On top of everything else, Insignia’s ending is absolutely satisfying. Even without the next two books that come in the series, I came away feeling like the story has been told, which actually opens up a continuous fear of mine. I am always scared that a series of books will become episodic feeling, more like Nancy Drew than a continuous story. “What troubles our young heroes this time on…” Thankfully Insignia left more than enough open to allow for more books. A great ending for a great book.
            Insignia has been one of the best reads I’ve had in a long time. It didn’t do anything that made me shake my head and ask, “Why did you do that? You did everything right! And then… Then…" It managed to be funny without falling off the deep end, it managed to get me curious about the world, it managed to make me think… It managed quite a lot in an easy to read package. If you are looking for a fun Sci-fi novel then you could do a lot worse than Insignia. S.J. Kincaid has managed to pull off a very promising debut novel that marks the beginning of a very promising trilogy.


  1. I saw this book featured on Tea Time by Epic Reads today. It was the first time I've heard of it, and they compared it to Ender's Game--which is setting a very high bar.

    I'm not sure I've ever thought of video games as a moneymaking plot element, but it may be because I don't play them. I'm sure there must be books that are obviously written by people who don't play but think they're a very "teen" thing to include.

    1. It's not so much video games as it is any sort of hobby being used as a crutch to make up for bad writing. More frequently it's a sport, but I have seen it being used on us "nerds" too.

      No matter what the hobby is, it feels so cheap and offensive to those who enjoy said hobby. Imagine a romance being written by someone who's never even been on a date. How could they possibly know anything about it? (Ironically, I think a lot of romances are written by people who have never been in one.)

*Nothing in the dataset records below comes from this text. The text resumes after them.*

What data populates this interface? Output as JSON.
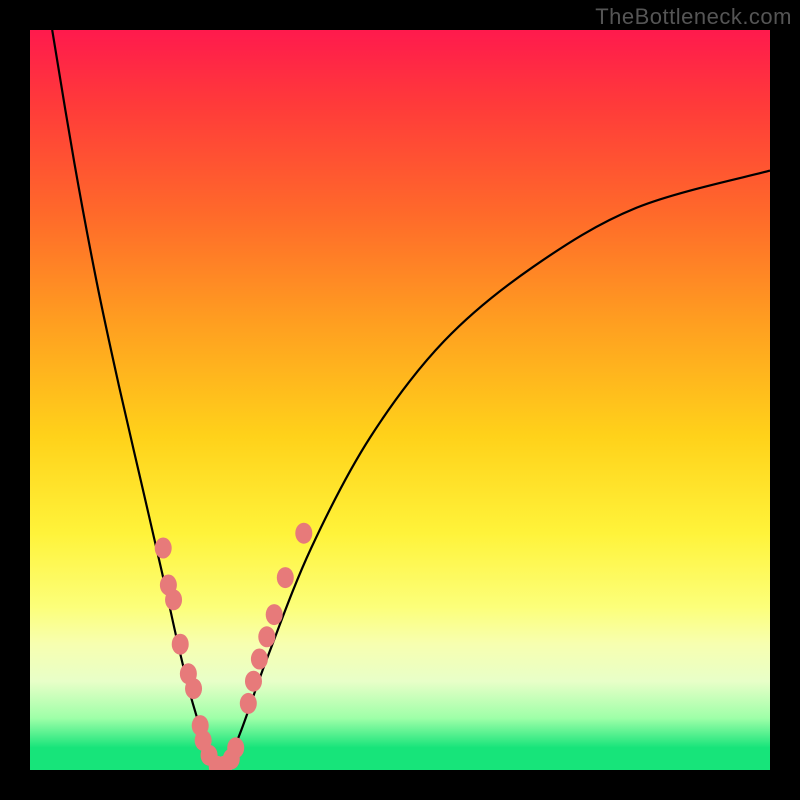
{
  "brand": {
    "watermark": "TheBottleneck.com"
  },
  "colors": {
    "gradient_top": "#ff1a4d",
    "gradient_mid": "#fff33a",
    "gradient_bottom": "#17e47a",
    "curve": "#000000",
    "marker_fill": "#e77a7a",
    "marker_stroke": "#d46a6a",
    "frame": "#000000"
  },
  "chart_data": {
    "type": "line",
    "title": "",
    "xlabel": "",
    "ylabel": "",
    "xlim": [
      0,
      100
    ],
    "ylim": [
      0,
      100
    ],
    "grid": false,
    "legend": false,
    "series": [
      {
        "name": "bottleneck-curve",
        "x": [
          3,
          6,
          9,
          12,
          15,
          18,
          20,
          22,
          24,
          25.5,
          28,
          32,
          38,
          46,
          56,
          68,
          82,
          100
        ],
        "y": [
          100,
          82,
          66,
          52,
          39,
          26,
          17,
          9,
          3,
          0,
          4,
          15,
          30,
          45,
          58,
          68,
          76,
          81
        ]
      }
    ],
    "markers": [
      {
        "x": 18.0,
        "y": 30
      },
      {
        "x": 18.7,
        "y": 25
      },
      {
        "x": 19.4,
        "y": 23
      },
      {
        "x": 20.3,
        "y": 17
      },
      {
        "x": 21.4,
        "y": 13
      },
      {
        "x": 22.1,
        "y": 11
      },
      {
        "x": 23.0,
        "y": 6
      },
      {
        "x": 23.4,
        "y": 4
      },
      {
        "x": 24.2,
        "y": 2
      },
      {
        "x": 25.3,
        "y": 0.5
      },
      {
        "x": 26.2,
        "y": 0.5
      },
      {
        "x": 27.2,
        "y": 1.5
      },
      {
        "x": 27.8,
        "y": 3
      },
      {
        "x": 29.5,
        "y": 9
      },
      {
        "x": 30.2,
        "y": 12
      },
      {
        "x": 31.0,
        "y": 15
      },
      {
        "x": 32.0,
        "y": 18
      },
      {
        "x": 33.0,
        "y": 21
      },
      {
        "x": 34.5,
        "y": 26
      },
      {
        "x": 37.0,
        "y": 32
      }
    ]
  }
}
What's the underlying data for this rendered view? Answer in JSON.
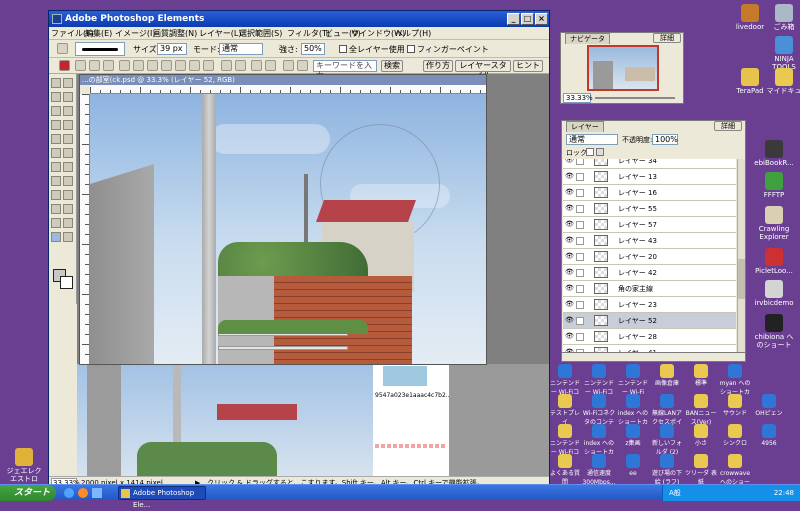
{
  "window": {
    "title": "Adobe Photoshop Elements",
    "menu": [
      "ファイル(F)",
      "編集(E)",
      "イメージ(I)",
      "画質調整(N)",
      "レイヤー(L)",
      "選択範囲(S)",
      "フィルタ(T)",
      "ビュー(V)",
      "ウインドウ(W)",
      "ヘルプ(H)"
    ]
  },
  "options": {
    "size_label": "サイズ:",
    "size_value": "39 px",
    "mode_label": "モード:",
    "mode_value": "通常",
    "opacity_label": "強さ:",
    "opacity_value": "50%",
    "all_layers": "全レイヤー使用",
    "finger_paint": "フィンガーペイント"
  },
  "shortcuts": {
    "search_placeholder": "キーワードを入力",
    "search_button": "検索",
    "tab1": "作り方",
    "tab2": "レイヤースタイル",
    "tab3": "ヒント"
  },
  "document": {
    "title": "...の部室(ck.psd @ 33.3% (レイヤー 52, RGB)",
    "zoom": "33.33%",
    "dimensions": "2000 pixel x 1414 pixel",
    "hint": "クリック & ドラッグすると、こすります。Shift キー、Alt キー、Ctrl キーで機能拡張。"
  },
  "navigator": {
    "tab": "ナビゲータ",
    "more": "詳細",
    "zoom": "33.33%"
  },
  "layers": {
    "tab": "レイヤー",
    "more": "詳細",
    "blend": "通常",
    "opacity_label": "不透明度:",
    "opacity_value": "100%",
    "lock_label": "ロック",
    "items": [
      {
        "name": "レイヤー 34"
      },
      {
        "name": "レイヤー 13"
      },
      {
        "name": "レイヤー 16"
      },
      {
        "name": "レイヤー 55"
      },
      {
        "name": "レイヤー 57"
      },
      {
        "name": "レイヤー 43"
      },
      {
        "name": "レイヤー 20"
      },
      {
        "name": "レイヤー 42"
      },
      {
        "name": "角の家主線"
      },
      {
        "name": "レイヤー 23"
      },
      {
        "name": "レイヤー 52",
        "selected": true
      },
      {
        "name": "レイヤー 28"
      },
      {
        "name": "レイヤー 41"
      }
    ]
  },
  "desktop_left": [
    {
      "label": "ジェエレク エストロ"
    }
  ],
  "desktop_right": [
    {
      "label": "livedoor"
    },
    {
      "label": "ごみ箱"
    },
    {
      "label": "NINJA TOOLS"
    },
    {
      "label": "TeraPad"
    },
    {
      "label": "マイドキュ"
    },
    {
      "label": "ebiBookR..."
    },
    {
      "label": "FFFTP"
    },
    {
      "label": "Crawling Explorer"
    },
    {
      "label": "PicletLoo..."
    },
    {
      "label": "irvbicdemo"
    },
    {
      "label": "chibiona へのショート"
    }
  ],
  "desktop_bottom": [
    {
      "label": "ニンテンドー Wi-Fiコネ..."
    },
    {
      "label": "ニンテンドー Wi-Fiコネ..."
    },
    {
      "label": "ニンテンドー Wi-Fi US..."
    },
    {
      "label": "画像倉庫"
    },
    {
      "label": "標準"
    },
    {
      "label": "myan へのショートカット"
    },
    {
      "label": "テストプレイ"
    },
    {
      "label": "Wi-Fiコネクタのコンテ"
    },
    {
      "label": "index へのショートカット"
    },
    {
      "label": "無線LANアクセスポイント"
    },
    {
      "label": "ΒΑΝニュース(Ver)"
    },
    {
      "label": "サウンド"
    },
    {
      "label": "OHピェン"
    },
    {
      "label": "ニンテンドー Wi-Fiコネ"
    },
    {
      "label": "index へのショートカ"
    },
    {
      "label": "z集画"
    },
    {
      "label": "新しいフォルダ (2)"
    },
    {
      "label": "小さ"
    },
    {
      "label": "シンクロ"
    },
    {
      "label": "4956"
    },
    {
      "label": "よくある質問 WIRELES..."
    },
    {
      "label": "通信速度 300Mbps..."
    },
    {
      "label": "ee"
    },
    {
      "label": "遊び場の下 絵 (ラフ)"
    },
    {
      "label": "ツリーダ 表紙"
    },
    {
      "label": "crowwave へのショート"
    }
  ],
  "behind": {
    "filename": "9547a023e1aaac4c7b2..."
  },
  "taskbar": {
    "start": "スタート",
    "task": "Adobe Photoshop Ele...",
    "ime": "A般",
    "clock": "22:48"
  },
  "colors": {
    "desktop": "#6a3f92",
    "titlebar": "#0a3cb0",
    "taskbar": "#2457c9",
    "selected_layer": "#c7cdd9"
  }
}
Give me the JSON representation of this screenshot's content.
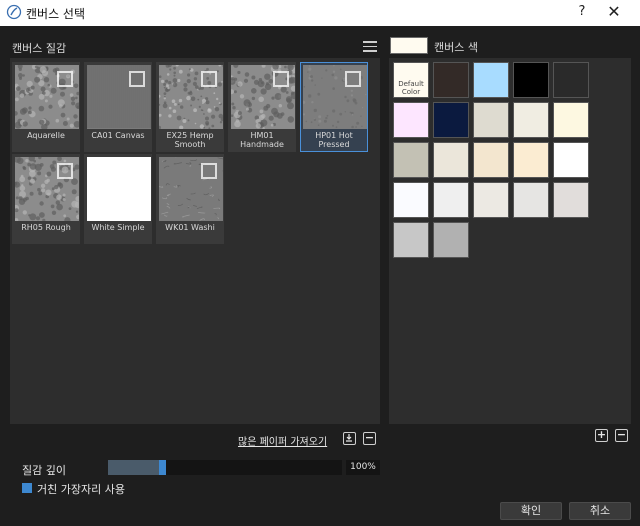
{
  "window": {
    "title": "캔버스 선택",
    "help_glyph": "?",
    "close_glyph": "✕"
  },
  "left": {
    "section_title": "캔버스 질감",
    "textures": [
      {
        "label": "Aquarelle",
        "style": "rough",
        "selected": false
      },
      {
        "label": "CA01 Canvas",
        "style": "canvas",
        "selected": false
      },
      {
        "label": "EX25 Hemp Smooth",
        "style": "hemp",
        "selected": false
      },
      {
        "label": "HM01 Handmade",
        "style": "rough",
        "selected": false
      },
      {
        "label": "HP01 Hot Pressed",
        "style": "fine",
        "selected": true
      },
      {
        "label": "RH05 Rough",
        "style": "rough",
        "selected": false
      },
      {
        "label": "White Simple",
        "style": "white",
        "selected": false
      },
      {
        "label": "WK01 Washi",
        "style": "washi",
        "selected": false
      }
    ],
    "import_link": "많은 페이퍼 가져오기"
  },
  "right": {
    "section_title": "캔버스 색",
    "selected_color": "#fffbf0",
    "swatches": [
      {
        "color": "#fffbf0",
        "label": "Default Color"
      },
      {
        "color": "#332a27",
        "label": ""
      },
      {
        "color": "#a8dcff",
        "label": ""
      },
      {
        "color": "#000000",
        "label": ""
      },
      {
        "color": "#2a2a2a",
        "label": ""
      },
      {
        "color": "#fde6ff",
        "label": ""
      },
      {
        "color": "#0b1a3f",
        "label": ""
      },
      {
        "color": "#dedbd0",
        "label": ""
      },
      {
        "color": "#f0ede2",
        "label": ""
      },
      {
        "color": "#fdf8e1",
        "label": ""
      },
      {
        "color": "#c3c1b4",
        "label": ""
      },
      {
        "color": "#ebe6da",
        "label": ""
      },
      {
        "color": "#f3e6cf",
        "label": ""
      },
      {
        "color": "#fbecd2",
        "label": ""
      },
      {
        "color": "#ffffff",
        "label": ""
      },
      {
        "color": "#fafbff",
        "label": ""
      },
      {
        "color": "#efefef",
        "label": ""
      },
      {
        "color": "#ece9e3",
        "label": ""
      },
      {
        "color": "#e6e5e3",
        "label": ""
      },
      {
        "color": "#e1dddb",
        "label": ""
      },
      {
        "color": "#c7c7c7",
        "label": ""
      },
      {
        "color": "#b1b1b1",
        "label": ""
      }
    ]
  },
  "controls": {
    "depth_label": "질감 깊이",
    "depth_percent": "100%",
    "depth_fraction": 0.22,
    "rough_edge_label": "거친 가장자리 사용",
    "rough_edge_checked": true,
    "add_glyph": "+",
    "remove_glyph": "−"
  },
  "buttons": {
    "ok": "확인",
    "cancel": "취소"
  },
  "icons": {
    "app": "brush-stroke-icon",
    "menu": "hamburger-menu-icon",
    "import": "import-icon",
    "remove": "minus-icon",
    "add": "plus-icon"
  },
  "colors": {
    "accent": "#3d88d0",
    "panel": "#2d2d2d",
    "background": "#1e1e1e"
  }
}
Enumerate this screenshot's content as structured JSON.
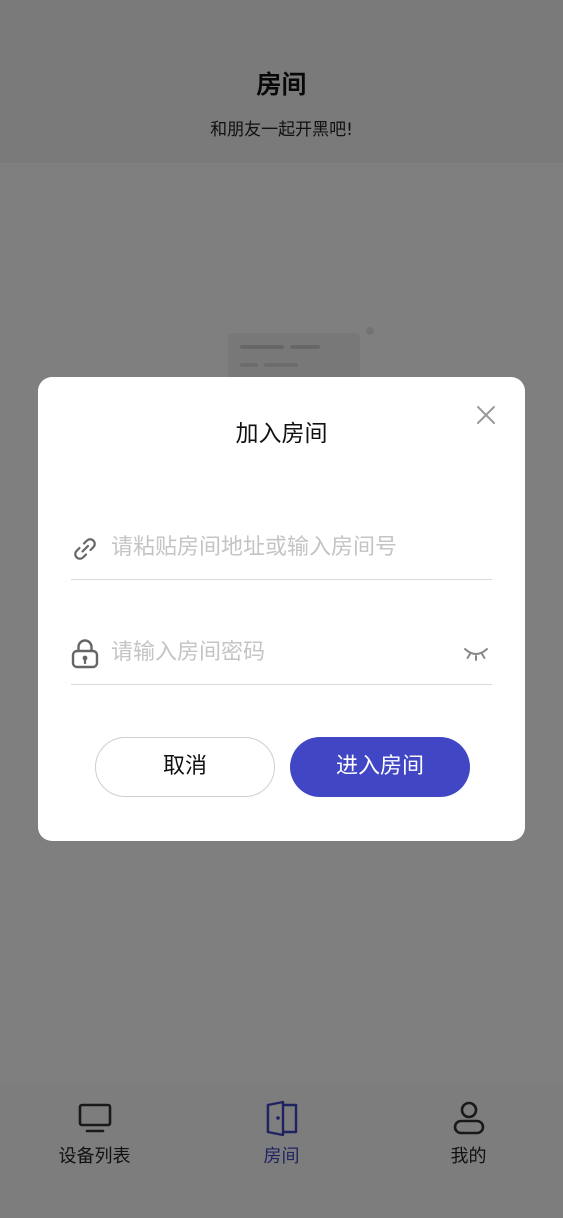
{
  "header": {
    "title": "房间",
    "subtitle": "和朋友一起开黑吧!"
  },
  "tabbar": {
    "items": [
      {
        "label": "设备列表",
        "icon": "monitor-icon"
      },
      {
        "label": "房间",
        "icon": "door-icon",
        "active": true
      },
      {
        "label": "我的",
        "icon": "user-icon"
      }
    ]
  },
  "dialog": {
    "title": "加入房间",
    "url_placeholder": "请粘贴房间地址或输入房间号",
    "url_value": "",
    "password_placeholder": "请输入房间密码",
    "password_value": "",
    "cancel_label": "取消",
    "confirm_label": "进入房间"
  },
  "colors": {
    "accent": "#4046c4",
    "overlay": "rgba(0,0,0,0.5)"
  }
}
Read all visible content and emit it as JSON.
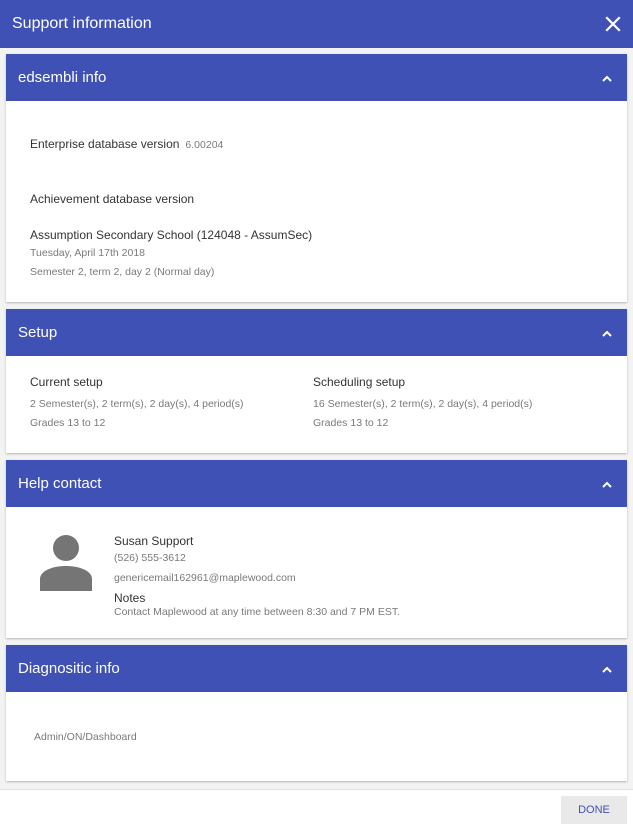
{
  "dialog": {
    "title": "Support information",
    "close_icon": "close-icon",
    "done_label": "DONE"
  },
  "sections": {
    "edsembli": {
      "title": "edsembli info",
      "enterprise_label": "Enterprise database version",
      "enterprise_version": "6.00204",
      "achievement_label": "Achievement database version",
      "school": "Assumption Secondary School (124048 - AssumSec)",
      "date": "Tuesday, April 17th 2018",
      "semester": "Semester 2, term 2, day 2 (Normal day)"
    },
    "setup": {
      "title": "Setup",
      "current_label": "Current setup",
      "current_detail": "2 Semester(s), 2 term(s), 2 day(s), 4 period(s)",
      "current_grades": "Grades 13 to 12",
      "scheduling_label": "Scheduling setup",
      "scheduling_detail": "16 Semester(s), 2 term(s), 2 day(s), 4 period(s)",
      "scheduling_grades": "Grades 13 to 12"
    },
    "help": {
      "title": "Help contact",
      "name": "Susan Support",
      "phone": "(526) 555-3612",
      "email": "genericemail162961@maplewood.com",
      "notes_label": "Notes",
      "notes": "Contact Maplewood at any time between 8:30 and 7 PM EST."
    },
    "diagnostic": {
      "title": "Diagnositic info",
      "path": "Admin/ON/Dashboard"
    }
  },
  "icons": {
    "collapse": "chevron-up-icon",
    "avatar": "person-icon"
  },
  "colors": {
    "header": "#3f51b5",
    "done_text": "#3f51b5"
  }
}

      As for the comparison between Insignia and Ender's Game, I have no clue. I haven't yet read Ender's Game, I know I'm terrible, but that isn't the first time I have heard the comparison.

    2. You have a point. You can often tell when authors put something into a YA books because "teens think it's cool!" Such as awkwardly mentioning Facebook 50 times. There's a difference between writing a book set in the present where technology naturally happens and trying really hard to dump in technology because "that's what teens care about!"

      It's funny you mention romance. I just stumbled across a post yesterday by an author who said she hasn't enjoyed reading romance as much since she met her husband because of lot it doesn't seem real. And she can't write YA romance because she has teenage nephews and they don't act all studly and mysterious like most YA love interests. :p Thinking about it, I see her point.

    3. It's the death rattle of their youth, isn't it? "See, I'm still hip! Right? Right...?"

      I'd be very interested to read that post. You wouldn't happen to remember where you found it, would you? Or the author's name?

    4. I'll have to dig around a little and see if I can find it again. It was an author whose web site I randomly stumbled across. I think she writes paranormal books,which I don't even read. ;)

  2. Found it!

    I think I initially found her blog from a link about the issue of two books having the same stock image on the cover.

    1. Interesting. Thanks for re-finding that. Definitely agree with a lot of what she says; I was nodding during the entire post. So many times romances are contrived, dull affairs that feel like puppets while giving nothing to the dynamic of the story.

  3. Well, I'm no help then. I read Twilight and haven't dared return to much in the way of paranormal. Twilight is more horror actually. A vampire who is over 100 years old dates a 16 year old girl, with the backbone of the plot being the girl trying to sleep with him Pedophilic to the extreme.

    Yeah, if you stumble upon it, send it my way. I love reading that sort of thing.